The SeaTac USO Center Manager, Bill Baker, told Anderson they saved the couple the trouble of waiting in line and had their rental keys and paperwork upstairs. Following Baker, Anderson made his way to an auditorium upstairs and opened the door to find a surprise of his own— nearly 40 men from his company.
“There was never an option to say ‘no, we can’t do it,’” Baker said of the request to support the event. “Having the soldiers wait for him is the final salute to his service…a sense of closure, if you will.”
Anderson stood in front of the men in disbelief. At one point, he had to turn away and hide his face, the emotion almost too much to handle, he said.
“Words cannot describe the feeling of being able to have his friends surprise him,” Jasmine said. “I saw his lip start to tremble, like he was going to cry, but he held it together…this is all he’s been talking about. This is what he’s been waiting for.”
Soldier after soldier approached Anderson and embraced him. Smiles, laughs and, yes, even some tears spread through the company.
“It’s a relief… I’m so thankful you guys are back here,” Anderson told the men. “I wanted to surprise you, but I guess you got me,” he joked.
Anderson spent time talking, joking and telling stories of his outpatient rehabilitation.
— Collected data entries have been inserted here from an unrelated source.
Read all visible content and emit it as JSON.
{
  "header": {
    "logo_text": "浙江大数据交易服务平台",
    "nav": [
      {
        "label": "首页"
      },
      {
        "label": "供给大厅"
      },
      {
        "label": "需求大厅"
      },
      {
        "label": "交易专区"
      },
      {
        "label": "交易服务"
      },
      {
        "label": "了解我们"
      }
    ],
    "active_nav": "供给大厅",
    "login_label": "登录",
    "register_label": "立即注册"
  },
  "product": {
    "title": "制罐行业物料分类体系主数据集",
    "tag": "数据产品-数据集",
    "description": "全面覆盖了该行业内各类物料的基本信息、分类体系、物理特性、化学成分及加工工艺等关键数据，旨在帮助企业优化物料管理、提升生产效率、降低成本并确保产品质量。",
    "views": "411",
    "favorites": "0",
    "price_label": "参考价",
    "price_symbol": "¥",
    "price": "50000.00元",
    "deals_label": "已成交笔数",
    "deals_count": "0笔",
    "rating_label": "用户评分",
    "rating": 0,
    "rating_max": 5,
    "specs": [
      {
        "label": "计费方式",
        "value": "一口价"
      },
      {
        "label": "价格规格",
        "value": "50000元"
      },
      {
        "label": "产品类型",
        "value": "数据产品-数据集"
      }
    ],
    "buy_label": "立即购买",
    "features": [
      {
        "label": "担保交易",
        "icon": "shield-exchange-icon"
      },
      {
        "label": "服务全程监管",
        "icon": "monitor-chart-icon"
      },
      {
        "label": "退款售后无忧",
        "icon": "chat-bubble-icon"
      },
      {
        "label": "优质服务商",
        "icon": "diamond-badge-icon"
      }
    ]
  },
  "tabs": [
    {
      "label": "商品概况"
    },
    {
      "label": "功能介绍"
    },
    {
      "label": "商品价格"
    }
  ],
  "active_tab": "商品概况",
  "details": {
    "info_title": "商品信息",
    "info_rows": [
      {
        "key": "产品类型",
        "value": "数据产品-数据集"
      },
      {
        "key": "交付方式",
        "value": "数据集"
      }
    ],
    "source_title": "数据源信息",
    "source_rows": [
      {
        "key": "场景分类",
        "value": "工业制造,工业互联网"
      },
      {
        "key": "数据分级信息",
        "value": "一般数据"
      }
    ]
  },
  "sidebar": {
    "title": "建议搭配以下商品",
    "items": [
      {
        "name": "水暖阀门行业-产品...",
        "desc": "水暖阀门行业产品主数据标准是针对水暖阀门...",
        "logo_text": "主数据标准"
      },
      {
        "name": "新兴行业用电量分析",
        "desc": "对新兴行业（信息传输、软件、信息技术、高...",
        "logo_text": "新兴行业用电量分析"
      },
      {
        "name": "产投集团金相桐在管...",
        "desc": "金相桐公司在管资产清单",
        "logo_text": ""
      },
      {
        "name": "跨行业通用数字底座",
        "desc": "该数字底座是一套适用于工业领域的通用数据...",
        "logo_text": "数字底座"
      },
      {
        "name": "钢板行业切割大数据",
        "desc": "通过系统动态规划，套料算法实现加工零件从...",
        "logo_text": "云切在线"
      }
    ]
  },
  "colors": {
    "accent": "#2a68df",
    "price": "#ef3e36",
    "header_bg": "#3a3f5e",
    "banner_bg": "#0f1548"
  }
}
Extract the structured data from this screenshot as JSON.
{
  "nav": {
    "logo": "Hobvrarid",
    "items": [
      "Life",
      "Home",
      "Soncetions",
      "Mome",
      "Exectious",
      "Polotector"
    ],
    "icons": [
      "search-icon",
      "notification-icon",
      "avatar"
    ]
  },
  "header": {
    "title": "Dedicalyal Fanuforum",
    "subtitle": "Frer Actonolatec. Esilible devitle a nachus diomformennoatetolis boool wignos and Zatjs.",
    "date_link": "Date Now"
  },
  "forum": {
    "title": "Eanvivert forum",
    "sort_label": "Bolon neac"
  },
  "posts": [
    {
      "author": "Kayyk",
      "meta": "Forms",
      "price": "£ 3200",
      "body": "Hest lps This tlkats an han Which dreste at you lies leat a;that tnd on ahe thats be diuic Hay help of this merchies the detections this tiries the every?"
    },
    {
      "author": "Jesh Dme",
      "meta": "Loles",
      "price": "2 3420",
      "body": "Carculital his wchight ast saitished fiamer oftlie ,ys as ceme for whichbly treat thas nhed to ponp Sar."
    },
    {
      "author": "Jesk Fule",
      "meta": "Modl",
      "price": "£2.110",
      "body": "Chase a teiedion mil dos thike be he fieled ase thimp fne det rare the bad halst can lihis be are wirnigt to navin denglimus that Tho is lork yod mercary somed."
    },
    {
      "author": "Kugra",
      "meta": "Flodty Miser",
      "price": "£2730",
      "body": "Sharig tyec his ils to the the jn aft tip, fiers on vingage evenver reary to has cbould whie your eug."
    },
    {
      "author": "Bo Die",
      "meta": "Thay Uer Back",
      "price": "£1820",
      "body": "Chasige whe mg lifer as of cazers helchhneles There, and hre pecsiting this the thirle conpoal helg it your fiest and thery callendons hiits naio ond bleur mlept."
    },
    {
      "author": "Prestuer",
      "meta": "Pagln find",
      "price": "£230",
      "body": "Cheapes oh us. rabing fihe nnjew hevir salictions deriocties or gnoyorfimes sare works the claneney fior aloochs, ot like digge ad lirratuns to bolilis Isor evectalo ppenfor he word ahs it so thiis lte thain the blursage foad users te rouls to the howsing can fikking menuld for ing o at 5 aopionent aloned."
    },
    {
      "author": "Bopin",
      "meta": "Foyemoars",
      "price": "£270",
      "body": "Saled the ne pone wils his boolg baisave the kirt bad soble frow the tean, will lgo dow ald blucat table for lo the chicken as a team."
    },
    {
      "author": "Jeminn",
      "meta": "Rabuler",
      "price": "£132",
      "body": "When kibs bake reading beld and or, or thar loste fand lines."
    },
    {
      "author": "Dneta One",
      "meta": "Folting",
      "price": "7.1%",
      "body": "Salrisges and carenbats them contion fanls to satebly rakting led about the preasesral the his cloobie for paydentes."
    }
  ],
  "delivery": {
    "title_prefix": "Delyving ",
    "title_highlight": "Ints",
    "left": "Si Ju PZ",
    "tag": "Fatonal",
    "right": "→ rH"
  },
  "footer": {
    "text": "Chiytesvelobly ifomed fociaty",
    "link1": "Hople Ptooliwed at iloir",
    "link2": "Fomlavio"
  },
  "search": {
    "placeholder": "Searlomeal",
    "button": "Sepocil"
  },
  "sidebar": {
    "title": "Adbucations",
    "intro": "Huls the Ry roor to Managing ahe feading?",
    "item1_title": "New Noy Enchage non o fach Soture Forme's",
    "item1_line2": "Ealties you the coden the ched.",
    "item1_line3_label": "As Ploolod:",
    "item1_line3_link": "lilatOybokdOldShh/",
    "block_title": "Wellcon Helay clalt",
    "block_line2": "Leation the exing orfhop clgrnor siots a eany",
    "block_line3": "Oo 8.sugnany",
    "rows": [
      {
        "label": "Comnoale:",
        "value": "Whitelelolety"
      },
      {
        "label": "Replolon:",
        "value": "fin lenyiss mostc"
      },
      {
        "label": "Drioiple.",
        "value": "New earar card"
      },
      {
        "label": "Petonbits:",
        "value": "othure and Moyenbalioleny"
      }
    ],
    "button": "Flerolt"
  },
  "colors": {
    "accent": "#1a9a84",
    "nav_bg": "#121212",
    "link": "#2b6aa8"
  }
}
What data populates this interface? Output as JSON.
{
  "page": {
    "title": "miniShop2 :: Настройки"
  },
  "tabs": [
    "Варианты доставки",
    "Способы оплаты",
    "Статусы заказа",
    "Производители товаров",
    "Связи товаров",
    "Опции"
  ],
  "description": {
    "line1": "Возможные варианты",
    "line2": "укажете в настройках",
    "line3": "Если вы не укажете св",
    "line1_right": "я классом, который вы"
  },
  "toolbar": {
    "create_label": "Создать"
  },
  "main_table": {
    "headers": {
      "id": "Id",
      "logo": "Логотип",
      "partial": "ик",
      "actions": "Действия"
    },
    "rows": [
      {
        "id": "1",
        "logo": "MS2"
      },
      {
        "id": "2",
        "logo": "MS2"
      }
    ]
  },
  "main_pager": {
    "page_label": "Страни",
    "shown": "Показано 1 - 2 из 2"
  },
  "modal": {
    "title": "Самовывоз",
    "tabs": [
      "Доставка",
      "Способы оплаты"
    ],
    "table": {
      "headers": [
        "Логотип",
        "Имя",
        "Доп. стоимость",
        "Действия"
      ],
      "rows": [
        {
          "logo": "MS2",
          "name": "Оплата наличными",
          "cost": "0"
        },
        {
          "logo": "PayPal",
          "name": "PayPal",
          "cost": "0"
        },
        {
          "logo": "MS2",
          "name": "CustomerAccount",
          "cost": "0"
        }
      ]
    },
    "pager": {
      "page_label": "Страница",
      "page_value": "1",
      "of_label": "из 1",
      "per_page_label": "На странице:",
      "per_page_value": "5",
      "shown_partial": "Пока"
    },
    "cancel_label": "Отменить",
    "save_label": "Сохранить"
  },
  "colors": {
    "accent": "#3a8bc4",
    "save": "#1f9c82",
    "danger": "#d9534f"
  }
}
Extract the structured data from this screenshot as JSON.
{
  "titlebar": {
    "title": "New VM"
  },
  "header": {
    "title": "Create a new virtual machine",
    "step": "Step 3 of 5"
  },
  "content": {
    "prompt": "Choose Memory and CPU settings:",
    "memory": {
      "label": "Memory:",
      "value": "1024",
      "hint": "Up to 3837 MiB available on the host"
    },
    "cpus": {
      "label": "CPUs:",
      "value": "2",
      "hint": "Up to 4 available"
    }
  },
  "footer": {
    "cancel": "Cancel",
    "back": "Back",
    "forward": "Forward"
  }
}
He explained his prosthetic, and even passed it around to have it signed.
“I knew he was coming in, and made sure I gathered as many of us as I could,” explained Spc. Shane Ryan, a lead M240 gunner with 4-23 Inf. Anderson was Ryan’s assistant gunner, but he was not on the mission that July day. “My first worry when I heard he had been hit was whether or not he was going to make it back… it’s a big relief to have him here.”
For one Army veteran and USO volunteer in attendance, Anderson’s reunion with his soldiers was “an honor” to see. Denny Hamilton, a Vietnam veteran and former combat aviation soldier, joined the celebration to thank Anderson for his service, and said it was a relief to see him welcomed home with such love and admiration.
“We came home [from Vietnam] a very different way, and I am glad to see that America woke up and gave him the hero’s welcome he is most deserving of,” Hamilton said.
The Andersons plan on spending the weekend with their friends, most of whom returned from Afghanistan last week.They will return to Walter Reed on Jan. 15. Anderson is scheduled to have his 49th surgery on Jan. 16, when doctors will place new rods in the spatial frame currently stabilizing his right leg.